スタッグホーンハーミット
Manucomplanus varians (Benedict, 1892 )
生息分布 / メキシコのカンペチェ湾〜ユカタン半島
メキシコ固有種のマヌコムプラヌス属(Genus Manucomplanus )のホンヤドカリ(Suparfamily
Paguroidea )。
ヤドカリ本体の色彩は鮮やかさに欠けるが、生態の面白さから、非常に人気の高いヤドカリだ。
実は本種、宿貝の代わりに活きた珊瑚を利用するのだ。
樹枝状のコモンサンゴ類(Genus Montipora )ないしはハマサンゴ類(Family Poritidae )を棲家とする。

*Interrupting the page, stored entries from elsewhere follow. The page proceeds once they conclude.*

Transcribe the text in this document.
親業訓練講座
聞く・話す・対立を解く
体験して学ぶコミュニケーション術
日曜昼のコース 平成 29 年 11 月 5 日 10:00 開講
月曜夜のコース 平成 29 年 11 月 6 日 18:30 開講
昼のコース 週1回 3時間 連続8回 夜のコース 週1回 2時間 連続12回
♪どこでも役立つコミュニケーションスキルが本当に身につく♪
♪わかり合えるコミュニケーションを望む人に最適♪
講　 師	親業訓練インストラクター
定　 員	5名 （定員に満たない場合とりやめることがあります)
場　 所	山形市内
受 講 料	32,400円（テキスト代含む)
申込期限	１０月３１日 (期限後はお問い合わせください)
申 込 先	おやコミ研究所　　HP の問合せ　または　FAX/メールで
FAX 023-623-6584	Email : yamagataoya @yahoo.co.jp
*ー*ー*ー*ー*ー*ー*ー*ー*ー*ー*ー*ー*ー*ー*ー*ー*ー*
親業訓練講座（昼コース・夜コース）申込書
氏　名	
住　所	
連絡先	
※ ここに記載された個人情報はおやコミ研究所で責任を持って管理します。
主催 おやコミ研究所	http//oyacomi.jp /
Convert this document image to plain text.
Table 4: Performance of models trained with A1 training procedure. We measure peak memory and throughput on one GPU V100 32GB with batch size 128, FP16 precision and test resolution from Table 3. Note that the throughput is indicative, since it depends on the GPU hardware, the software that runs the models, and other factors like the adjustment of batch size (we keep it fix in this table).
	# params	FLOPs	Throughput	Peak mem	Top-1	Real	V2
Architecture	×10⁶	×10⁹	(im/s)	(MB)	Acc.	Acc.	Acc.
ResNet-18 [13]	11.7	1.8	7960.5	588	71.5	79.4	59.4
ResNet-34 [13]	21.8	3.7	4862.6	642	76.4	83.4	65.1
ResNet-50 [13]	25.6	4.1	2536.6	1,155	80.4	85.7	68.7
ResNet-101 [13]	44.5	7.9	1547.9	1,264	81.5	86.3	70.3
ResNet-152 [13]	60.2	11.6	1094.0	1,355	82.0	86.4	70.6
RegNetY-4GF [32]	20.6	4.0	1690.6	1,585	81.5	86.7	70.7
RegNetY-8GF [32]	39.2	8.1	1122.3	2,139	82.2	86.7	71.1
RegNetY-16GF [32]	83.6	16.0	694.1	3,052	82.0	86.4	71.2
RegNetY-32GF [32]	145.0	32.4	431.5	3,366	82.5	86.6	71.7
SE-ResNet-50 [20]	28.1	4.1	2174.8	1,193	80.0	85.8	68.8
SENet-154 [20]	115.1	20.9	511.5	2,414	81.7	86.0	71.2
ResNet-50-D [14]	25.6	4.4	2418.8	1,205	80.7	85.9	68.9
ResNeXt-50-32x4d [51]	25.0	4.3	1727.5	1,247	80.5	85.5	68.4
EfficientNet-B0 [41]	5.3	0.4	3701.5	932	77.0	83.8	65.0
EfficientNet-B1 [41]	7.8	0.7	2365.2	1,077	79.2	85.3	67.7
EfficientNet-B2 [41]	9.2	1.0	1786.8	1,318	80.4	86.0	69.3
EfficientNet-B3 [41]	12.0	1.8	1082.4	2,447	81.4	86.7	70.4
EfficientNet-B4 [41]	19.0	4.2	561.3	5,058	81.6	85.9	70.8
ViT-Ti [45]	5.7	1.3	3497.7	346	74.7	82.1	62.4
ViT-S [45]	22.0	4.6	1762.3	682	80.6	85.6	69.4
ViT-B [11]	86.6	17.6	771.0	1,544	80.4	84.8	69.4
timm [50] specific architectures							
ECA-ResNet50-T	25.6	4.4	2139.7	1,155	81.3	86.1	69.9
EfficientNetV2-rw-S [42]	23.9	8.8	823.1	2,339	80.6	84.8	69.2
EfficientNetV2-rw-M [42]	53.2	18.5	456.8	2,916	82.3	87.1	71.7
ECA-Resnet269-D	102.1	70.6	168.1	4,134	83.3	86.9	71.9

サンゴを宿とするカンザシヤドカリ類(Genjus Paguritta )とは違って、小さな珊瑚片に入り、自由生活する点が面白い。
この珊瑚が、どのように防衛手段として役立つのか、興味は尽きない。
この生活形態から、 " Coralhouse Hermit " 若しくは宿とする珊瑚の形状から
" Staghorn Hermit " と呼ばれる。
" Mexican Hermit " のインボイスで取り引きされることもある。
歩脚や鋏脚、触角は白色ベースに赤褐色のストライプ模様が入る。
眼球がピンク色なので、良く目立つ。
ヤドカリの飼育自体は容易だが、宿としている珊瑚は、SPS類が育成できるような清浄な海水と、強い光が必要。
宿にしている珊瑚が死んでしまい、藻類が生え出すと少々格好悪い。
メキシコから輸入されるスタッグホーンハーミットです。
ヤドカリ自体の色彩はやや地味で、敬遠されがちなホンヤドカリでありながら、生活形態の面白さから、人気がある種です。
入荷量は少なく、価格はやや高めです。
宿にしている珊瑚を巧く飼育できれば、かなり面白い生体だと言えるでしょう。